Une noce, manifestement assez luxueuse, a lieu. On apprend assez vite que le marié est le majordome, Albert (Paul lukas) d'une famille riche et respectée, et la mariée Anna
(Virginia Bruce) est également employée de la même maison. L'harmonie règne entre les différentes strates de la société, et Albert est particulièrement ému de l'attention que lui témoignent ses
maîtres, le Baron Nicky Von Burgen (Reginald Owen) et la baronne Eloïse (Olga baclanova). Arrive un homme, élégant et moqueur, qui s'installe dans la noce avant de négligemment révéler son
identité: il est le nouveau chauffeur, Carl (John Gilbert). Dès le départ, il s'amuse des autres, transgresse les conventions, installe un malaise de plus en plus palpable, en particulier chez
les femmes. Il ment, séduit, manipule... Albert en particulier, très attaché à la hiérarchie sociale qui définit son rôle de majordome, va souffrir dans son statut et dans son jeune couple de
l'arrivée du nouveau venu...
C'est d'un argument de John Gilbert (Prévu pour un film muet en 1928, et mis de côté pendant quatre ans) que le script du film a été adapté, comme c'était déjà le cas pour Man, Woman and Sin du même Monta Bell. Gilbert, peut-être sous l'influence de son ami Erich Von Stroheim, a imaginé un personnage de chauffeur sans gène qui sait profiter de sa séduction pour vivre à sa guise, mais ses motivations profondes ne sont pas vraiment claires: il semble surtout mu par l'appétit de pouvoir, le fait de pouvoir profiter d'une femme (La cuisinière, Sophie, interprétée par Bodil Rosing, est sa première victime. A des degrés divers, la baronne et la jeune mariée Anna auront également à souffrir de ses exactions), et semer la confusion, parce que ce qu'on voit très vite, c'est qu'il n'en est pas à sa première famille, et ce ne sera pas la denière fois qu'il flanquera la pagaille... Donc inutile de chercher chez lui un appat du gain, des plans plus élaborés.

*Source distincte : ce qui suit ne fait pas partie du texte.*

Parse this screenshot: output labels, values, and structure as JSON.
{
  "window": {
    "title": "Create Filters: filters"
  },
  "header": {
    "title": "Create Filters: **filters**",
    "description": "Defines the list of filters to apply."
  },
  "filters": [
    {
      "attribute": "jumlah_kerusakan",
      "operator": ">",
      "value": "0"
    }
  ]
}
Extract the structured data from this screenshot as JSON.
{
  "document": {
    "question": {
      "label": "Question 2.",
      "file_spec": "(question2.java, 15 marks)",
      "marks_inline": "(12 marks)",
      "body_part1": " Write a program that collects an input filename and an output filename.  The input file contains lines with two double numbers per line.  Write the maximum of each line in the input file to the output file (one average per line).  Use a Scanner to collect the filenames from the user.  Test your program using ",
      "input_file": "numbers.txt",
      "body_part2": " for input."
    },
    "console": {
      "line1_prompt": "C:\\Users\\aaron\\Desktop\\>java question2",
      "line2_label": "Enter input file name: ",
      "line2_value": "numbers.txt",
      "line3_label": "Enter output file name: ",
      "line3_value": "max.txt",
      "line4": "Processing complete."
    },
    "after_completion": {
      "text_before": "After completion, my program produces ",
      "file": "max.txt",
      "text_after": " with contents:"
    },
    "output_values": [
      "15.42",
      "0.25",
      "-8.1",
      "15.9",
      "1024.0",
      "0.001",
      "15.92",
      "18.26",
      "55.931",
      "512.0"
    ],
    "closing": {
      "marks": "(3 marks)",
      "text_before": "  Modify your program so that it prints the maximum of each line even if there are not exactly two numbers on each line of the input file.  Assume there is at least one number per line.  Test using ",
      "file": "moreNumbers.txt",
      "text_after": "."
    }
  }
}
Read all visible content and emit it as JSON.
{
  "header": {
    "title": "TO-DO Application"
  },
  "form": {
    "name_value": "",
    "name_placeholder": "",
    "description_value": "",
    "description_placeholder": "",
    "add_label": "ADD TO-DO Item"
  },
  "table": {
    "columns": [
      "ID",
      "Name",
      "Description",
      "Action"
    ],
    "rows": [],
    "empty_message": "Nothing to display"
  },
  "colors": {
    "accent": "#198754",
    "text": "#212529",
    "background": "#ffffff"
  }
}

Ce n'est même pas un escroc, lui qui admet sans faire de détours aux femmes dont il profite qu'il ne reculera devant aucune opportunité, avec une désarmante candeur...
John Gilbert joue à fond la carte de la séduction la plus vile, et propose à son tour une nouvelle vision d'un thème qui était déjà au coeur d'autres films du même réalisateur:
et si les rôles pouvaient s'inverser? A la femme "coupée en deux" interprétée par Norma Shearer dans Lady of the night, deux rôles, deux femmes nées le même jour, mais dans des
classes sociales différentes, à la vision d'une artiste incapable de faire autre chose que d'apparaitre sur scène, qui affiche des ambitions disproportionnées dans Upstage,
Gilbert oppose l'homme qui a décidé que les conventions rigides de la hiérarchie entre domestiques et leurs employeurs n'étaient que des limites à transgresser. Mais on va plus loin ici: c'est
précisément parce qu'il y a des barrières et des limites que Carl existe. Il se nourrit du malaise que sa présence et ses manipulations (Coucheries, tromperies, vol, chantage, adultère... la
routine donc) vont engendrer, et du même coup on comprend qu'il n'est qu'un révélateur du système. Ce n'est pas un hasard si le film se déroule dans la vieille Europe, et on retrouve ici l'ombre
de Stroheim et ses mondes parallèle, comparaisons entre une Europe décadente et une Amérique toujours plus moderne...
Le film, ni une comédie ni un drame, distille un malaise qui sera écarté d'un seul coup, grâce à une salutaire prise de pouvoir par Albert. Mais les cicatrices du passage du chauffeur mettront sans doute du temps à disparaitre. Le film est plus qu'intéressant, et montre paradoxalement que Gilbert et Bell, en disgrâce à la MGM, ont peut être bénéficié de l'indifférence à leur égard que pouvait manifester un Louis B. Mayer pour faire absolument ce qu'ils voulaient, un film dans lequel un homme utilise ouvertement les femmes, dynamite les conventions et malmène la famille... La mise en scène de Monta Bell montre le metteur en scène contrôlant la situation de bout en bout, utilisant à merveille les objets de tous les jours pour créer des liens entre les scènes, les êtres, et nier en douceur les conventions et les hiérarchies pourfendues par le chauffeur... auquel on donne finalement raison: lorsque le Baron voit Albert mettre un coup de pied salutaire au derrière de Carl, il a un geste qu'on aurait pour un chien qui s'est bien conduit. Le mariage du début n'était qu'une façade: les maitres sont bien les maitres, et les valets resteront en bas, "downstairs".